Griffith U: revenue was $934m, down from $1.044bn in 2021 while expenses were $83m up to $1.04bn The university attributes the revenue decline to factors including the not-repeated ’21 Commonwealth research support, and “negative investment returns.” The increase in expenditure was due to a range of factors including a 6.5 per cent rise in staff costs, “along with the well-documented impacts of higher inflationary pressures.”

“Despite the net operating loss of $69.7 million, the University remains financially sustainable,” GU adds.

James Cook U: reports a headline loss of $48.9m – down from an $18.6m, surplus in ’21 However it’s preferred underlying operating result (ex one offs) was an increased deficit, $35m in ’22, $12.6m in ’21).

A 9 per cent revenue decline to $447m was due in part to a fall in CSP students, $15m less in Commonwealth research funding (largely due to the one-off ’21 Covid-emergency payment)

“We continued to deal with the ongoing impacts of the pandemic from 2020 and 2021, while also addressing underlying financial sustainability challenges,” JCU states.

QUT: scroll up for VC Margaret Sheil’s message to staff. The university’s annual report was not with Parliament in time for release Friday – perhaps delayed by the December cyber-attack on university systems

Uni Southern Queensland: Total income was just short of $327m, down nearly $95m This is attributed to the 2021 one-off dividend from USQ’s share of the IDP international student recruitment sale. International students fees were down $5m, close to half the 2021 loss. Total expenses were stable, but there was a 5 per cent drop in employee related expenses, “driven by a challenging talent recruitment market.” Overall the university reported a $15,5 deficit.

Uni Queensland: recorded a consolidated loss of $310.8m compared to a comparable surplus of $341.9m in 2021 The university attributes this in large part to a $430m “movement in investment revenue,” to a $209m loss “due to the change in market conditions.” Plus, there was a $143m timing difference in receipt of Commonwealth pandemic support for research and expenditure. VC Deborah Terry previously explained to staff why the headline loss is different to how it looks (CMM Friday).

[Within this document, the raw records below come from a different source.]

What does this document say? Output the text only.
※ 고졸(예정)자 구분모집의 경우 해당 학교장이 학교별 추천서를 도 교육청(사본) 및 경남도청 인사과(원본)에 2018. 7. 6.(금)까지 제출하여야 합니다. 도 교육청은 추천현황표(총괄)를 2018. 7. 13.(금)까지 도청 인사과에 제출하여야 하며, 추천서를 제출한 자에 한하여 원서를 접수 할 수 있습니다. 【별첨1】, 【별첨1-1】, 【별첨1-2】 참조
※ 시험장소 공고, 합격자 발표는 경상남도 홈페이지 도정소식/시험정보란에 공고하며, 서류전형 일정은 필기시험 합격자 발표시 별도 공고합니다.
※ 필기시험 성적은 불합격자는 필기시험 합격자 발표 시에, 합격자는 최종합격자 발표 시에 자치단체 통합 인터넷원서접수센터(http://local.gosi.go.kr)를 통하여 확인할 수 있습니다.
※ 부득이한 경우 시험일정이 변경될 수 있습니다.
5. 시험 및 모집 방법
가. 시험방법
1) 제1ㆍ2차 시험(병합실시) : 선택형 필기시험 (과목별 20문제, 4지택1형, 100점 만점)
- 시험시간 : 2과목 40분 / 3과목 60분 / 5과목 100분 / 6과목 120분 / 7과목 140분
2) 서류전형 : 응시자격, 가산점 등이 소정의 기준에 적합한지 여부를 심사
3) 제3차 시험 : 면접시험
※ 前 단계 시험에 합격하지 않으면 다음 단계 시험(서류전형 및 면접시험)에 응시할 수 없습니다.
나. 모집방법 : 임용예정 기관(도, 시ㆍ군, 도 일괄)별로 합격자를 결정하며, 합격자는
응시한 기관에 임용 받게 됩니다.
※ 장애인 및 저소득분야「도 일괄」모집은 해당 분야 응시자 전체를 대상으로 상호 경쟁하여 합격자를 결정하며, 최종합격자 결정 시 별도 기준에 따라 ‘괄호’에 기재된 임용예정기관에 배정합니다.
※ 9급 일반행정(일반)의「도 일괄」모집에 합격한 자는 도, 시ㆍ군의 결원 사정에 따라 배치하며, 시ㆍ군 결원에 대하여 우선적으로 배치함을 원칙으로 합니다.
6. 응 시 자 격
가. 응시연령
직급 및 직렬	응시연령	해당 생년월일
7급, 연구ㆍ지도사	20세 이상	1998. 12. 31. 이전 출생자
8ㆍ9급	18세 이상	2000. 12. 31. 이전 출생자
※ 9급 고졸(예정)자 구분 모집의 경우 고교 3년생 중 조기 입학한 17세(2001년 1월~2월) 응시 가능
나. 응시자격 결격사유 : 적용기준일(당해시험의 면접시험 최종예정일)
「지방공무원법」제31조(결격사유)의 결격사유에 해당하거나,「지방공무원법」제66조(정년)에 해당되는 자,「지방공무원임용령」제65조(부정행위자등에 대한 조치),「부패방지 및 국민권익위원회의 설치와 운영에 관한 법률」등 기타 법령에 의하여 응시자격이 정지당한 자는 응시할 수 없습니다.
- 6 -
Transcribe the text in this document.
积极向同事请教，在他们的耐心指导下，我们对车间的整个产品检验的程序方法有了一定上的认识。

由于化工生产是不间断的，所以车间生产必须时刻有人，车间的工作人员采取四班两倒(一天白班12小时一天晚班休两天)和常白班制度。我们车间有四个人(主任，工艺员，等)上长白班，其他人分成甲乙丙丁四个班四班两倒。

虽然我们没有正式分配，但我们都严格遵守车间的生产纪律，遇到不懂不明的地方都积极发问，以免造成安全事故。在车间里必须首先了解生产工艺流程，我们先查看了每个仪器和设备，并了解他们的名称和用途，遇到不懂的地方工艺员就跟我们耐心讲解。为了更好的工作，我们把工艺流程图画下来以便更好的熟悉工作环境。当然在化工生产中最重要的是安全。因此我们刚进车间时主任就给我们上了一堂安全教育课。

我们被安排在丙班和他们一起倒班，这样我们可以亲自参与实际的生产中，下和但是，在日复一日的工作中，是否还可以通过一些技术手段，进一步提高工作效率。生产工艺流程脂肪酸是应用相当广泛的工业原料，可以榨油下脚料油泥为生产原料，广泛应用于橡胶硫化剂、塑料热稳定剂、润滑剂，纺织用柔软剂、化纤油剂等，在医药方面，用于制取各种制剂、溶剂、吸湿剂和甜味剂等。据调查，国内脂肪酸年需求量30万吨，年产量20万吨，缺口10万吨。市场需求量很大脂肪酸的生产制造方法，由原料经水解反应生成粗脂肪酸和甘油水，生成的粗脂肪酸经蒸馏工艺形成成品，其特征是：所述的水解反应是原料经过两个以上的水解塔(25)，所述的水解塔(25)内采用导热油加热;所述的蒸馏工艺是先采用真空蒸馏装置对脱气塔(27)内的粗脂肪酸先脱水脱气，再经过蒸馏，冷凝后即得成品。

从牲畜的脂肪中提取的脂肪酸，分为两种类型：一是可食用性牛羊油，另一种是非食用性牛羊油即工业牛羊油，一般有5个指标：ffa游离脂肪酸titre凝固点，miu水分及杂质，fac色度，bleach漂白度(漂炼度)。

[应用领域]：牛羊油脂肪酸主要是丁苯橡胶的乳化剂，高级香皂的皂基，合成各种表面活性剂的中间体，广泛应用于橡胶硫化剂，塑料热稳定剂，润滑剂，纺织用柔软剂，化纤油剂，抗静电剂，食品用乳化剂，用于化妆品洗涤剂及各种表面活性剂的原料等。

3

Uni Sunshine Coast: despite a decline in international student income overall revenue was up 3 per cent to $346.1m. Operating expenses were 7 per cent higher ($311m) for a $34m operating result, down from $45m in 2022. Down, but still a surplus.

USC reported a marginal decline EFT student load, pointing to “increases in labour market opportunities “on the one hand and “harsh economic conditions including cost of living and rental affordability,” on the other.